Sean Cubitt sean.cubitt at unimelb.edu.au
Mon Jul 23 23:19:37 EST 2012

A brief aside on scott's brief aside

There's certainly something psychoanalytic; and it certainly involves the
screen metaphor: but it may be that our screen architectures are more
involved with the repetition compulsion, the entropic side of the instinct
to order our environments. The repetitive iteration of pixels is noise,
like any repetition: in this it is a map of Flusser's idea of human
photographers as functionaries of the photographic apparatus; only now
each pixel is subject to the logic of running through all possible
options. The process is only abbreviated by reducing 'redundant'
differences through codec organisation in blocks, macroblocks and Groups
of Blocks. This is how to understand the screen metaphor as akin to
Freud's 'screen memories', which in psychoanalysis stand between
consciousness and traumatic repressed memories.

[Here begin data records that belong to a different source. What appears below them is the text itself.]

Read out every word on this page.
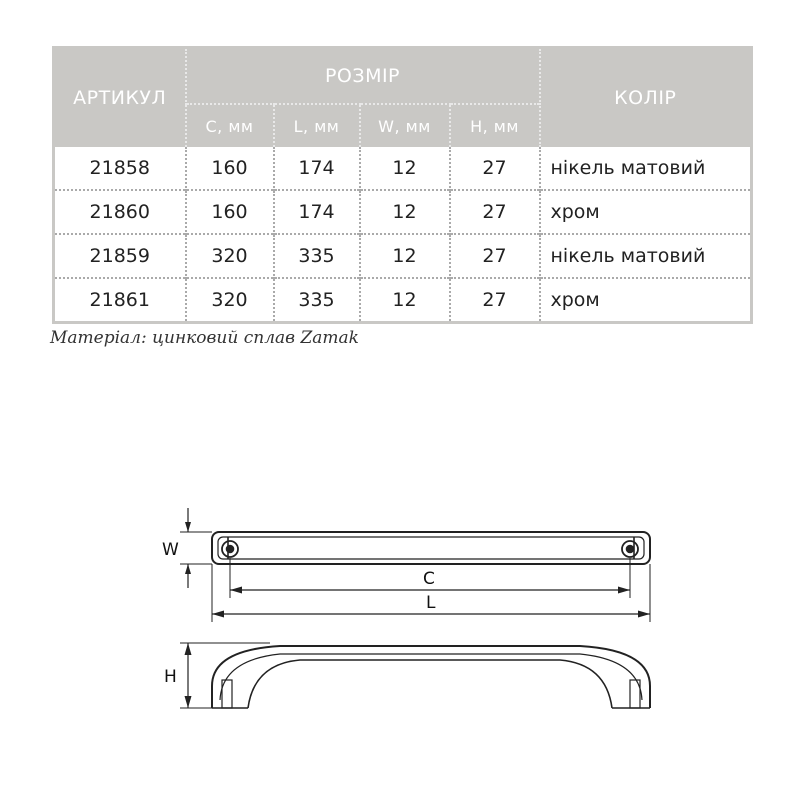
АРТИКУЛ	РОЗМІР				КОЛІР
	C, мм	L, мм	W, мм	H, мм	
21858	160	174	12	27	нікель матовий
21860	160	174	12	27	хром
21859	320	335	12	27	нікель матовий
21861	320	335	12	27	хром
Матеріал: цинковий сплав Zamak
W
C
L
H
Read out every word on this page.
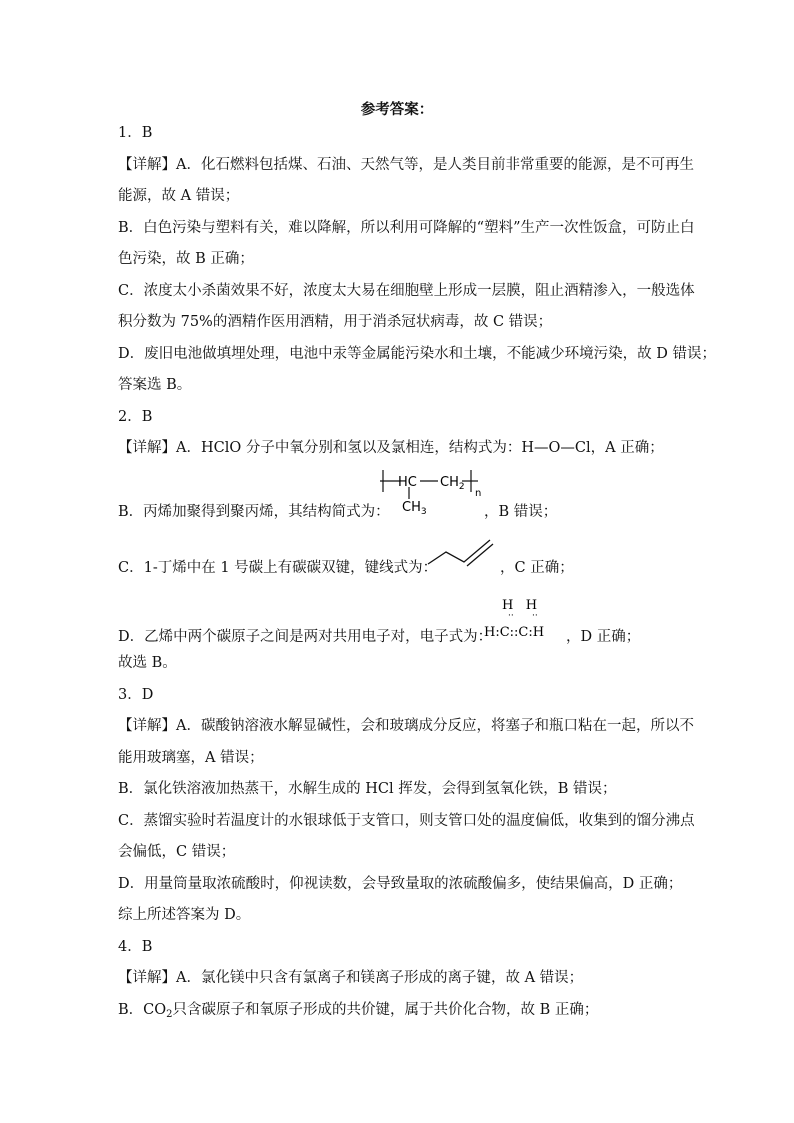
参考答案：
1．B
【详解】A．化石燃料包括煤、石油、天然气等，是人类目前非常重要的能源，是不可再生
能源，故 A 错误；
B．白色污染与塑料有关，难以降解，所以利用可降解的“塑料”生产一次性饭盒，可防止白
色污染，故 B 正确；
C．浓度太小杀菌效果不好，浓度太大易在细胞壁上形成一层膜，阻止酒精渗入，一般选体
积分数为 75%的酒精作医用酒精，用于消杀冠状病毒，故 C 错误；
D．废旧电池做填埋处理，电池中汞等金属能污染水和土壤，不能减少环境污染，故 D 错误；
答案选 B。
2．B
【详解】A．HClO 分子中氧分别和氢以及氯相连，结构式为：H—O—Cl，A 正确；
B．丙烯加聚得到聚丙烯，其结构简式为：
HC $CH_2$
n
$CH_3$	，B 错误；
C．1-丁烯中在 1 号碳上有碳碳双键，键线式为：	，C 正确；
H   H
·· ··
H:C::C:H
D．乙烯中两个碳原子之间是两对共用电子对，电子式为：	，D 正确；
故选 B。
3．D
【详解】A．碳酸钠溶液水解显碱性，会和玻璃成分反应，将塞子和瓶口粘在一起，所以不
能用玻璃塞，A 错误；
B．氯化铁溶液加热蒸干，水解生成的 HCl 挥发，会得到氢氧化铁，B 错误；
C．蒸馏实验时若温度计的水银球低于支管口，则支管口处的温度偏低，收集到的馏分沸点
会偏低，C 错误；
D．用量筒量取浓硫酸时，仰视读数，会导致量取的浓硫酸偏多，使结果偏高，D 正确；
综上所述答案为 D。
4．B
【详解】A．氯化镁中只含有氯离子和镁离子形成的离子键，故 A 错误；
B．$CO_2$只含碳原子和氧原子形成的共价键，属于共价化合物，故 B 正确；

In some respects, screens operate on our behalf the same repression of
trauma as would otherwise be done by the unconscious. One question then is
about the socialisation (and automation) of unconscious processes

The second concerns the reaction against socialised and automated
repression. The cost of repressing traumatic memories is, as Agamben
argues in the book on Method, is to repress experience, repress in effect
the present. The reaction, from Heidegger to new age 'mindfulness', is to
return to presence. But the presence to which we return  is (newly)
anthropocentric, shaped by its passage through automation, and deprived of
both memory (because it is the fruit of repression) and therefore of the
kind of processual temporality which creates virtuality - orientation
towards the future.

In response to this reaction, screen media have seized upon a limited
conception of the virtual as their proper domain: the production of
imaginary scenarios, as ever a proper function of consciousness, but in
contemporary media presented increasingly not as possible futures but as
alternate worlds - ie without the utopian potential (which would of course
require the kind of future-orientation which produces also anxiety).

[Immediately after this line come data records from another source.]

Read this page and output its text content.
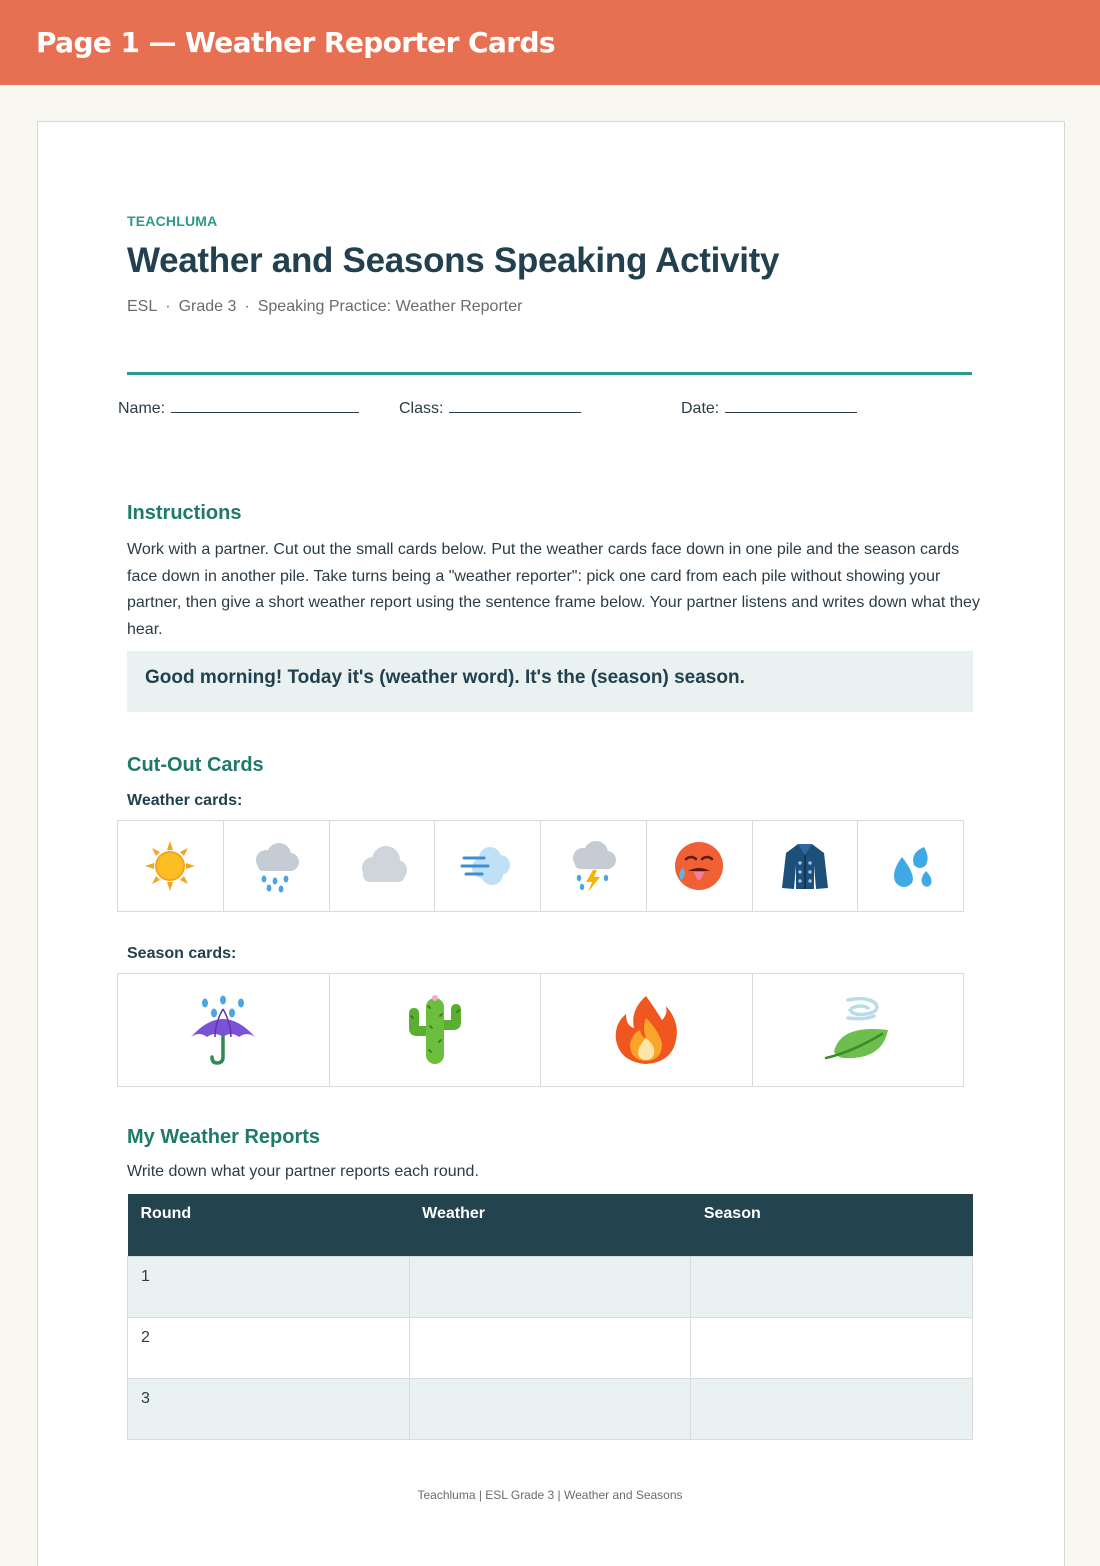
Page 1 — Weather Reporter Cards
TEACHLUMA
Weather and Seasons Speaking Activity
ESL · Grade 3 · Speaking Practice: Weather Reporter
Name:	Class:	Date:
Instructions

Work with a partner. Cut out the small cards below. Put the weather cards face down in one pile and the season cards face down in another pile. Take turns being a "weather reporter": pick one card from each pile without showing your partner, then give a short weather report using the sentence frame below. Your partner listens and writes down what they hear.

Good morning! Today it's (weather word). It's the (season) season.
Cut-Out Cards
Weather cards:
Season cards:
My Weather Reports
Write down what your partner reports each round.
Round	Weather	Season
1		
2		
3		
Teachluma | ESL Grade 3 | Weather and Seasons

Screens screen us from trauma and anxiety, but in doing so can only filter
the imagination of perpetual presence.

(it isn't the grid as such, though that is a challenge, but the
transitions between ubiquity and universality that are the problem

On 23/07/2012 04:52, "Scott Mcquire" <mcquire at unimelb.edu.au> wrote:

>A brief aside to Sean
>"In the scanned screen, completion is permanently held out as presence,
>permanently denied -- a dialectic of the unstable attept to construct a
>permanent present."
>Sounds a bit like the screen as desire in the Lacanian of lack?